Rational Morality?

Is there any rational reason for anyone to do something for another at a loss to him(her)self?

should there be a reason?

should we care?

future benifits?

none

you dont just feel selfish, you also feel protective towards your family, and your species.

These all have a common root; the survival instinct isnt just making sure you prosper, but that your genes do, and your species does (even so far as life in general).

Similarly, you feel protective towards your friends to make sure your ideals prosper.

Of course, there is an element that you may well be paid back when you need it, but this isnt the origin of this motivation.

ii) Asking questions.

Clearly questions are a large part of philosophy and we welcome thought-provoking questions and genuine calls for opinions and perspective on philosophical issues. However, being part of a community means a bit of give and take. Share your ideas on the topics you bring up and don’t just blindly post questions because you feel you should or you think it’ll make you look clever. A consistent career of one-liner questions will not be looked upon kindly.

ilovephilosophy.com/phpbb/vi … p?t=139918

(I’m trying to get promoted to mod…)

What doe you mean by the word “loss”.

SIATD, the day you get promoted to mod I’ll eat your hat.

I was only kidding…

Let’s assume here that rational people are wholly motivated by self interest (I’ll come back to that later). Even with this condition placed upon the world, you would still see acts of seemingly selfless morality put forth. The reasons are as follows:
First of all, people like playing hero and benefactor. It’s a nice feeling to do a good deed, their thanking you and others admiration make a person feel likea good person, and everyone likes that. Reason 1 is therefore pursuit of of unique, strong, and often safe and easy pleasure.
Second, our rational person would realize that by helping person X, they are helping set a precedent. By helping person X, they are promoting a society in which everyone helps one another, which would be nice if our rational person finds themself in a situaiton where they need help. Reason number 2: safety net.

In addition, rationality is not wholly motivated by self interest. If I see a small child drowning in a shallow pool (apparantly a child can drown in just a few inches of water. So if you ever have to rid yourself of one, there’s an idea. Just, you know, in case.) you could reason to yourself that you could go save a life, and all that would happen is you would get your shoes dirty, and that your shoes being dirty is not a moral equivilance to a child dying, so you save them. There, you have just reasoned out that it’s a good idea. There are host of other paths of reasoning too, that by helping people out people are better off, and can produce and input more, so society is better.
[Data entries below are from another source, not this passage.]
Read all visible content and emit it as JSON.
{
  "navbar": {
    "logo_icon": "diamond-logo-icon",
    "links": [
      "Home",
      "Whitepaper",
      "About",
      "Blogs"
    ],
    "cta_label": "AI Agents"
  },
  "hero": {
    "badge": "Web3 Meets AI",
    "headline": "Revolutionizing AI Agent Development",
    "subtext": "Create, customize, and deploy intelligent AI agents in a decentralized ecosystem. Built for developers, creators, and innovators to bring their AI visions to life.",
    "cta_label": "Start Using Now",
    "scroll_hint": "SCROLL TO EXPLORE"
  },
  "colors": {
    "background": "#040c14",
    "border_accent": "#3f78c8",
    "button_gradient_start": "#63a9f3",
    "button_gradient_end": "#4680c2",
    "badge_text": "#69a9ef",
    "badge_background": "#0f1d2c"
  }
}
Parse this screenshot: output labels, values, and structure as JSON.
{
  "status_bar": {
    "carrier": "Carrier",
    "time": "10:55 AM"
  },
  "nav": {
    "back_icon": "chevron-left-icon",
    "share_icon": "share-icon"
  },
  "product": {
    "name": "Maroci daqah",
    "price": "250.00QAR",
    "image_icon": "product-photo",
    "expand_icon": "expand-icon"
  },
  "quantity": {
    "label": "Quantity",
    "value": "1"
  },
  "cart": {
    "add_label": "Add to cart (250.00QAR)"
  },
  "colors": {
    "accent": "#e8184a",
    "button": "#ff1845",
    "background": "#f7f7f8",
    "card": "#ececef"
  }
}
However we are of course not robots, your empathy can be rationally used as well. Just think to yourself how bad you would feel (note the word feel, rationality and emotions are merging here) if you were in that situation. Therefore, it’s better not to be in that situation, whether it is you or someone else, and you are obligated to help them.

Too late, I’m already salivating for hat felt like Pavlov’s dogs. I hope you have a stovepipe hat, or an old bowler hat around for me to devour. I don’t like those plastic mesh baseball caps.

I’m not familiar with forum etiquette

cran365 mentioned in that people acting even solely on self interest would sometimes act in an ethical manner because they would indirectly benefit. An indirect gain is still a gain. that is what i ment by loss.

Let me rephrase the question.
It seems to me that a “morality” that is not self motivated is irrational and a morality that is self motivated isn’t moral at all.
I don’t really know to much about ethics but it seems to me if there is no logical reason to do something then why should i?

At the risk of beating this one to death i’ll take one more shot. (I’m seriously not trying to bump this or annoy anyone, I really want this answered)

G. E. Moore aurgues that good is like yellow, that it is undefinable and impossible to break down into smaller parts. Incapable of existing by itself, only as a quality of something else. You couldn’t explain to a blind man what yellow is, you have to just look.
The difference i think, between good and yellow is that yellow is a term we use to categorize how we percieve a certain physical reality. Good is an idea. Is an undefined idea still an idea? He also aurgued against subjective morality, since something can’t be wrong and right at the same time. If however, it is not a physical reality, but only an idea, how can good exist? I am so confused

Logically no there is not. If you are doing something it implies you want to do it and if you want to do it, your motivation is to fulfill that want. Is this a bad thing? No because the above bit of logic, whilst correct, ignores the consideration of the object of desire. If we cannot distinguish between selfish and selfless acts based on a persons emotions, then it is pointless to try so it would be more useful to try and make the distinction based on something else i.e. the action itself.